My Name is Truth: The Life of Sojourner Truth
Ann Turner
The remarkable true story of how former slave Isabella Baumfree, better known as preacher and orator Sojourner Truth, an iconic figure of the abolitionist and women's rights movements. This beautifully illustrated and well-researched biography includes a detailed historical note and a list of suggested supplemental reading materials.

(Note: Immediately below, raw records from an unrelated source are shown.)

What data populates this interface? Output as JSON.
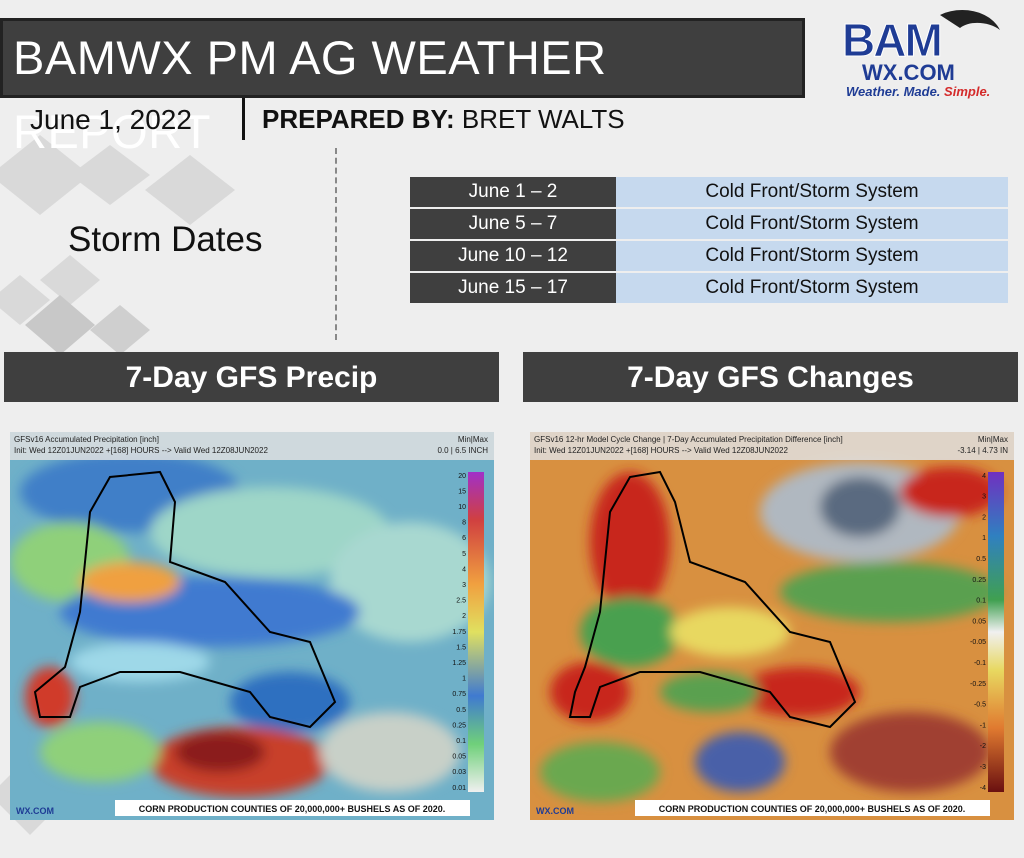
{
  "header": {
    "title": "BAMWX PM AG WEATHER REPORT",
    "date": "June 1, 2022",
    "prepared_label": "PREPARED BY:",
    "prepared_name": "BRET WALTS"
  },
  "logo": {
    "brand": "BAM",
    "site": "WX.COM",
    "tagline": [
      "Weather.",
      "Made.",
      "Simple."
    ]
  },
  "storm_dates": {
    "heading": "Storm Dates",
    "rows": [
      [
        "June 1 – 2",
        "Cold Front/Storm System"
      ],
      [
        "June 5 – 7",
        "Cold Front/Storm System"
      ],
      [
        "June 10 – 12",
        "Cold Front/Storm System"
      ],
      [
        "June 15 – 17",
        "Cold Front/Storm System"
      ]
    ]
  },
  "panels": [
    {
      "heading": "7-Day GFS Precip",
      "map": {
        "title": "GFSv16 Accumulated Precipitation [inch]",
        "subtitle": "Init: Wed 12Z01JUN2022 +[168] HOURS --> Valid Wed 12Z08JUN2022",
        "range_label": "Min|Max",
        "range": "0.0 | 6.5 INCH",
        "legend": [
          "20",
          "15",
          "10",
          "8",
          "6",
          "5",
          "4",
          "3",
          "2.5",
          "2",
          "1.75",
          "1.5",
          "1.25",
          "1",
          "0.75",
          "0.5",
          "0.25",
          "0.1",
          "0.05",
          "0.03",
          "0.01"
        ],
        "footer": "CORN PRODUCTION COUNTIES OF 20,000,000+ BUSHELS AS OF 2020.",
        "watermark": "WX.COM"
      }
    },
    {
      "heading": "7-Day GFS Changes",
      "map": {
        "title": "GFSv16 12-hr Model Cycle Change | 7-Day Accumulated Precipitation Difference [inch]",
        "subtitle": "Init: Wed 12Z01JUN2022 +[168] HOURS --> Valid Wed 12Z08JUN2022",
        "range_label": "Min|Max",
        "range": "-3.14 | 4.73 IN",
        "legend": [
          "4",
          "3",
          "2",
          "1",
          "0.5",
          "0.25",
          "0.1",
          "0.05",
          "-0.05",
          "-0.1",
          "-0.25",
          "-0.5",
          "-1",
          "-2",
          "-3",
          "-4"
        ],
        "footer": "CORN PRODUCTION COUNTIES OF 20,000,000+ BUSHELS AS OF 2020.",
        "watermark": "WX.COM"
      }
    }
  ]
}
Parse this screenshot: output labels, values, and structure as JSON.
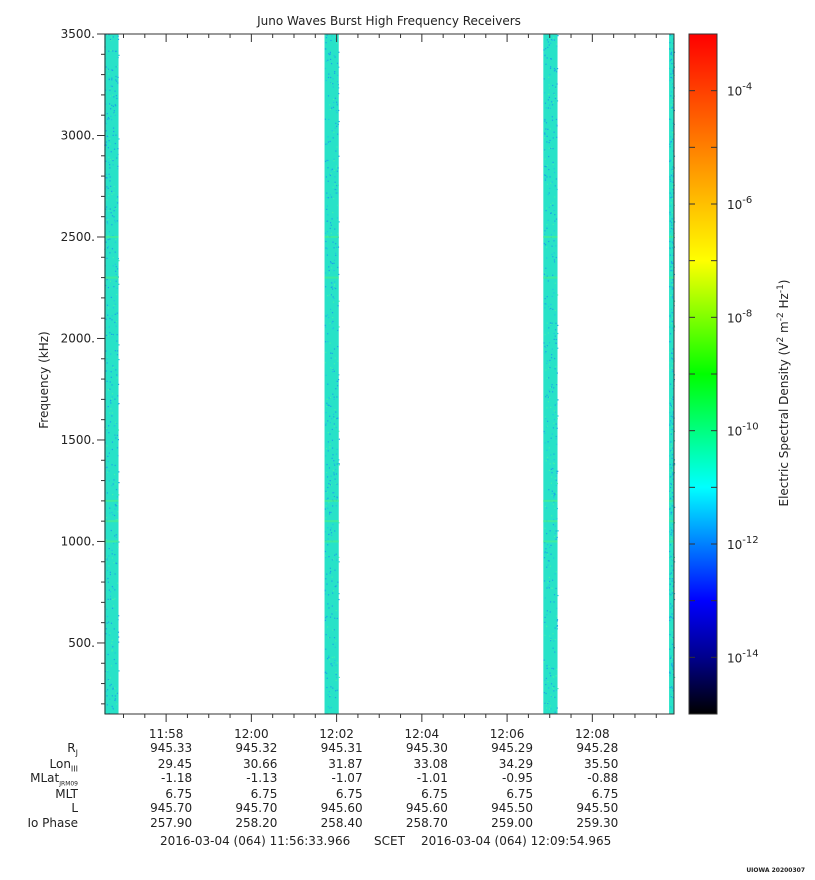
{
  "chart_data": {
    "type": "heatmap",
    "title": "Juno Waves Burst High Frequency Receivers",
    "ylabel": "Frequency (kHz)",
    "ylim": [
      150,
      3500
    ],
    "yticks": [
      "500.",
      "1000.",
      "1500.",
      "2000.",
      "2500.",
      "3000.",
      "3500."
    ],
    "ytick_values": [
      500,
      1000,
      1500,
      2000,
      2500,
      3000,
      3500
    ],
    "xrange": [
      "11:56:33.966",
      "12:09:54.965"
    ],
    "xticks": [
      "11:58",
      "12:00",
      "12:02",
      "12:04",
      "12:06",
      "12:08"
    ],
    "xtick_minutes": [
      718,
      720,
      722,
      724,
      726,
      728
    ],
    "start_minute": 716.566,
    "end_minute": 729.916,
    "bursts": [
      {
        "start": "11:56:33",
        "end": "11:56:53",
        "level": "1e-11.5"
      },
      {
        "start": "12:01:43",
        "end": "12:02:03",
        "level": "1e-11.5"
      },
      {
        "start": "12:06:51",
        "end": "12:07:11",
        "level": "1e-11.5"
      },
      {
        "start": "12:09:48",
        "end": "12:09:55",
        "level": "1e-11.5"
      }
    ],
    "colorbar": {
      "label": "Electric Spectral Density (V",
      "label_sup1": "2",
      "label_mid": " m",
      "label_sup2": "-2",
      "label_mid2": " Hz",
      "label_sup3": "-1",
      "label_end": ")",
      "ticks": [
        {
          "base": "10",
          "exp": "-4",
          "value": -4
        },
        {
          "base": "10",
          "exp": "-6",
          "value": -6
        },
        {
          "base": "10",
          "exp": "-8",
          "value": -8
        },
        {
          "base": "10",
          "exp": "-10",
          "value": -10
        },
        {
          "base": "10",
          "exp": "-12",
          "value": -12
        },
        {
          "base": "10",
          "exp": "-14",
          "value": -14
        }
      ],
      "range_log": [
        -15,
        -3
      ],
      "colors": [
        "#000000",
        "#00008c",
        "#0000ff",
        "#0080ff",
        "#00ffff",
        "#00ff80",
        "#00ff00",
        "#80ff00",
        "#ffff00",
        "#ffc000",
        "#ff8000",
        "#ff4000",
        "#ff0000"
      ]
    },
    "grid": false
  },
  "ephemeris": {
    "labels": [
      "R",
      "Lon",
      "MLat",
      "MLT",
      "L",
      "Io Phase"
    ],
    "subscripts": [
      "J",
      "III",
      "JRM09",
      "",
      "",
      ""
    ],
    "rows": [
      [
        "945.33",
        "945.32",
        "945.31",
        "945.30",
        "945.29",
        "945.28"
      ],
      [
        "29.45",
        "30.66",
        "31.87",
        "33.08",
        "34.29",
        "35.50"
      ],
      [
        "-1.18",
        "-1.13",
        "-1.07",
        "-1.01",
        "-0.95",
        "-0.88"
      ],
      [
        "6.75",
        "6.75",
        "6.75",
        "6.75",
        "6.75",
        "6.75"
      ],
      [
        "945.70",
        "945.70",
        "945.60",
        "945.60",
        "945.50",
        "945.50"
      ],
      [
        "257.90",
        "258.20",
        "258.40",
        "258.70",
        "259.00",
        "259.30"
      ]
    ]
  },
  "footer": {
    "start": "2016-03-04 (064) 11:56:33.966",
    "scet": "SCET",
    "end": "2016-03-04 (064) 12:09:54.965"
  },
  "stamp": "UIOWA 20200307"
}
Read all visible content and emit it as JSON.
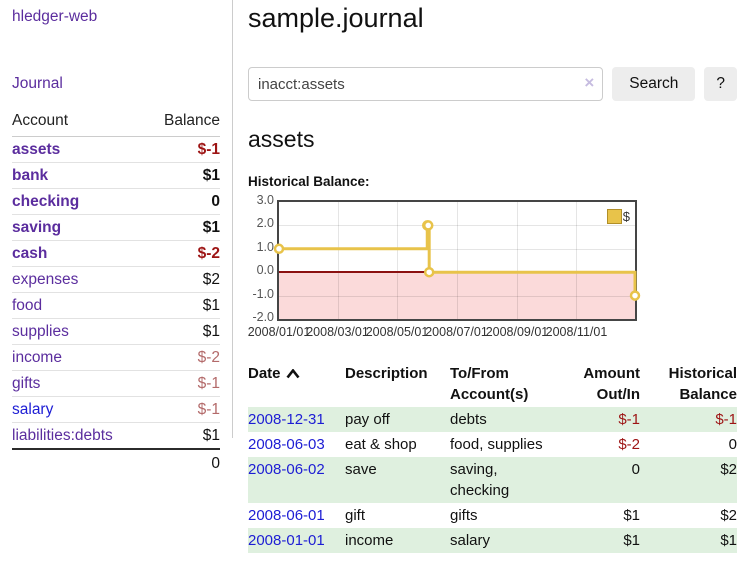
{
  "app": {
    "brand": "hledger-web",
    "nav_journal": "Journal"
  },
  "colors": {
    "purple_link": "#5b2d9e",
    "blue_link": "#1d1dd4",
    "negative_strong": "#9d1414",
    "negative_muted": "#b36a6a",
    "row_green": "#dff0df",
    "chart_gold": "#e8c34a",
    "chart_pink": "#fbdada",
    "zero_line_red": "#8b1010"
  },
  "sidebar": {
    "accounts_table": {
      "headers": {
        "account": "Account",
        "balance": "Balance"
      },
      "rows": [
        {
          "name": "assets",
          "balance": "$-1",
          "level": 1,
          "bold": true,
          "balance_style": "neg-strong"
        },
        {
          "name": "bank",
          "balance": "$1",
          "level": 2,
          "bold": true,
          "balance_style": "pos"
        },
        {
          "name": "checking",
          "balance": "0",
          "level": 3,
          "bold": true,
          "balance_style": "pos"
        },
        {
          "name": "saving",
          "balance": "$1",
          "level": 3,
          "bold": true,
          "balance_style": "pos"
        },
        {
          "name": "cash",
          "balance": "$-2",
          "level": 2,
          "bold": true,
          "balance_style": "neg-strong"
        },
        {
          "name": "expenses",
          "balance": "$2",
          "level": 1,
          "bold": false,
          "balance_style": "pos"
        },
        {
          "name": "food",
          "balance": "$1",
          "level": 2,
          "bold": false,
          "balance_style": "pos"
        },
        {
          "name": "supplies",
          "balance": "$1",
          "level": 2,
          "bold": false,
          "balance_style": "pos"
        },
        {
          "name": "income",
          "balance": "$-2",
          "level": 1,
          "bold": false,
          "balance_style": "neg-muted"
        },
        {
          "name": "gifts",
          "balance": "$-1",
          "level": 2,
          "bold": false,
          "balance_style": "neg-muted"
        },
        {
          "name": "salary",
          "balance": "$-1",
          "level": 2,
          "bold": false,
          "balance_style": "neg-muted",
          "link_style": "blue"
        },
        {
          "name": "liabilities:debts",
          "balance": "$1",
          "level": 1,
          "bold": false,
          "balance_style": "pos"
        }
      ],
      "total": "0"
    }
  },
  "header": {
    "title": "sample.journal"
  },
  "search": {
    "value": "inacct:assets",
    "clear_label": "×",
    "button": "Search",
    "help_button": "?"
  },
  "account_page": {
    "heading": "assets",
    "chart_label": "Historical Balance:"
  },
  "chart_data": {
    "type": "line",
    "title": "Historical Balance:",
    "series": [
      {
        "name": "$",
        "step": "after",
        "points": [
          [
            "2008-01-01",
            1
          ],
          [
            "2008-06-01",
            2
          ],
          [
            "2008-06-02",
            2
          ],
          [
            "2008-06-03",
            0
          ],
          [
            "2008-12-31",
            -1
          ]
        ]
      }
    ],
    "x_range": [
      "2008-01-01",
      "2008-12-31"
    ],
    "x_ticks": [
      "2008/01/01",
      "2008/03/01",
      "2008/05/01",
      "2008/07/01",
      "2008/09/01",
      "2008/11/01"
    ],
    "y_ticks": [
      "3.0",
      "2.0",
      "1.0",
      "0.0",
      "-1.0",
      "-2.0"
    ],
    "ylim": [
      -2,
      3
    ],
    "grid": true,
    "legend_position": "top-right"
  },
  "register_table": {
    "columns": [
      {
        "label": "Date",
        "sorted": "asc"
      },
      {
        "label": "Description"
      },
      {
        "label": "To/From\nAccount(s)"
      },
      {
        "label": "Amount\nOut/In",
        "align": "right"
      },
      {
        "label": "Historical\nBalance",
        "align": "right"
      }
    ],
    "rows": [
      {
        "date": "2008-12-31",
        "description": "pay off",
        "accounts": "debts",
        "amount": "$-1",
        "amount_neg": true,
        "balance": "$-1",
        "balance_neg": true,
        "shaded": true
      },
      {
        "date": "2008-06-03",
        "description": "eat & shop",
        "accounts": "food, supplies",
        "amount": "$-2",
        "amount_neg": true,
        "balance": "0",
        "balance_neg": false,
        "shaded": false
      },
      {
        "date": "2008-06-02",
        "description": "save",
        "accounts": "saving,\nchecking",
        "amount": "0",
        "amount_neg": false,
        "balance": "$2",
        "balance_neg": false,
        "shaded": true
      },
      {
        "date": "2008-06-01",
        "description": "gift",
        "accounts": "gifts",
        "amount": "$1",
        "amount_neg": false,
        "balance": "$2",
        "balance_neg": false,
        "shaded": false
      },
      {
        "date": "2008-01-01",
        "description": "income",
        "accounts": "salary",
        "amount": "$1",
        "amount_neg": false,
        "balance": "$1",
        "balance_neg": false,
        "shaded": true
      }
    ]
  }
}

Opal Lee and What it Means to Be Free
Alice Faye Duncan
The true story of Black activist Opal Lee and her vision of Juneteenth as a holiday for everyone celebrates Black joy and inspires children to see their dreams blossom. Growing up in Texas, Opal knew the history of Juneteenth, but she soon discovered that many Americans had never heard of the holiday that represents the nation's creed of "freedom for all." Every year, Opal looked forward to the Juneteenth picnic--a drumming, dancing, delicious party. She knew from Granddaddy Zak's stories that Juneteenth celebrated the day the freedom news of President Lincoln's Emancipation Proclamation finally sailed into Texas in 1865--over two years after the president had declared it! But Opal didn't always see freedom in her Texas town. Then one Juneteenth day when Opal was twelve years old, an angry crowd burned down her brand-new home. This wasn't freedom at all. Opal Lee spent the rest of her life speaking up for equality and unity. She became a teacher, a charity worker, and a community leader. At the age of 89, she walked from Fort Worth, Texas to Washington, D.C., in an effort to gain national recognition for Juneteenth. Through the story of Opal Lee's determination and persistence, children ages 4 to 8 will learn: all people are created equal.
When Harriet Met Sojourner
Catherine Clinton
Two women with similar backgrounds. Both slaves; both fiercely independent and great, in different ways. The life stories of two vital figures in American history—Harriet Tubman and Sojourner Truth—are told in this powerful text paired with spectacular artwork. This nonfiction picture book is an excellent choice to share.